A.E.G: Şimdi meclis kararıyla alınan yükseklik sınırlarını bakanlığa ve ilgili kurumlara dağıtımını yaptık, dolayısıyla bu kararı bildirdikten sonra gelen, bunun üzerinde bir onay gelirse biz buna bu meclis kararıyla bunun belirlendiğini bu yüksekliğin aşılmaması gerektiğini yazıyla bildirmek durumundayız, bunu tekrar yazışmaya dökülmesi de yani bu sizin engelli koşu sürenizi biraz daha hızlandıracak bence onu yazışmaya da dökmek de istemiyoruz, ama bir taraftan da bizim büyükşehir meclis kararındaki sınıra da uyulmasını da istiyoruz.

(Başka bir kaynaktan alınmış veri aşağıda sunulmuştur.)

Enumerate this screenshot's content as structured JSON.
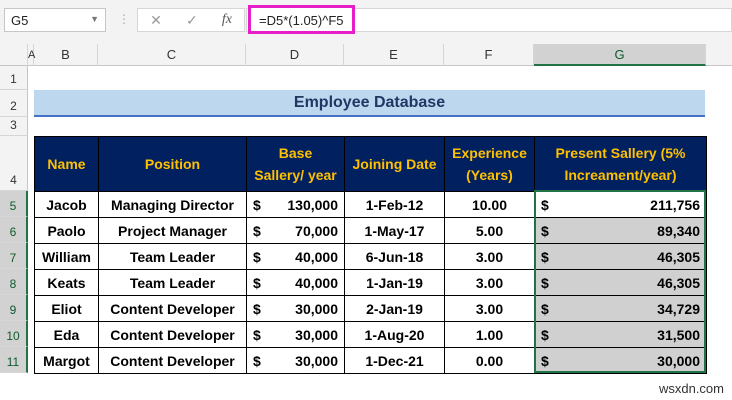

A.A: Ama şimdi Ahmet Bey bu kararın tek bize yani firma olarak bize uygulanması da adil değil, yani o bölgedeki şeyi gördük bölgenin yani bölgedeki en masum yapı en şey yapı yani basında bu biraz daha köpürtüldü belli bir şey tarafından köpürtüldü yani düz 2.5 emsal ne bodrumu var ne çıkma o günün şeyiyle plan notlarında bir afedersin şeyli giydirmeler var, bu bölgenin en masum ve en düzgün planı yani niçin böyle bir dirençle karşılaşıyoruz bunu anlamıyorum yani ben...
A.E.G: Yani direnç olarak düşünmeyin de bu yani ... meclis kararı alındıktan sonra yani herkese aynı şekilde uygulanıyor yani bizim meclis karar alındıktan sonraki olan bir hadise meclis kararına kadar dediğiniz gibi öyle bir karar olmadığı için planda verilen yüksekliklere uyuluyordu.
A.A: He
A.E.G: Durum böyle, nasıl yapalım?
A.A: Valla nasıl yapalım gelelim bir araya sayın başkanla da bir randevu ayarlayın gelelim bir araya ben bir şeyle de Kortan ile de konuştum Muhsin’le de konuştum herhalde önümüzdeki hafta başkanla da bir araya geleceğiz randevu talep ettim ben Sayın Başkan’dan ama herhalde bu hafta yoğundu bir araya gelemedik, şeyle gelelim bir şeye yatıralım onu yani başkan şey Muhsin Bey’in de özel kalem müdürü Muhsin Bey’in de şeyi var Kortan’ın da şeyi var.
A.E.G: Onun da haberi var diyorsunuz.
A.A: Ama bundan sonrakilere uygulacak bu zaten daha önce şey yapılmıştı bunu sayın bakan da yapmadı bunu direkt bakana da direkt talimat verildi bu konuda yani vereni de söylemeye şey yok yani ...
A.E.G: He anladım.
A.A: Sayın Başbakanımız verdi onu da açık söyleyeyim yani yani onu da zaten.
A.E.G: Tamam.
(Tapelerdeki anlatım bozuklukları ve imla hataları düzeltilmemiştir.)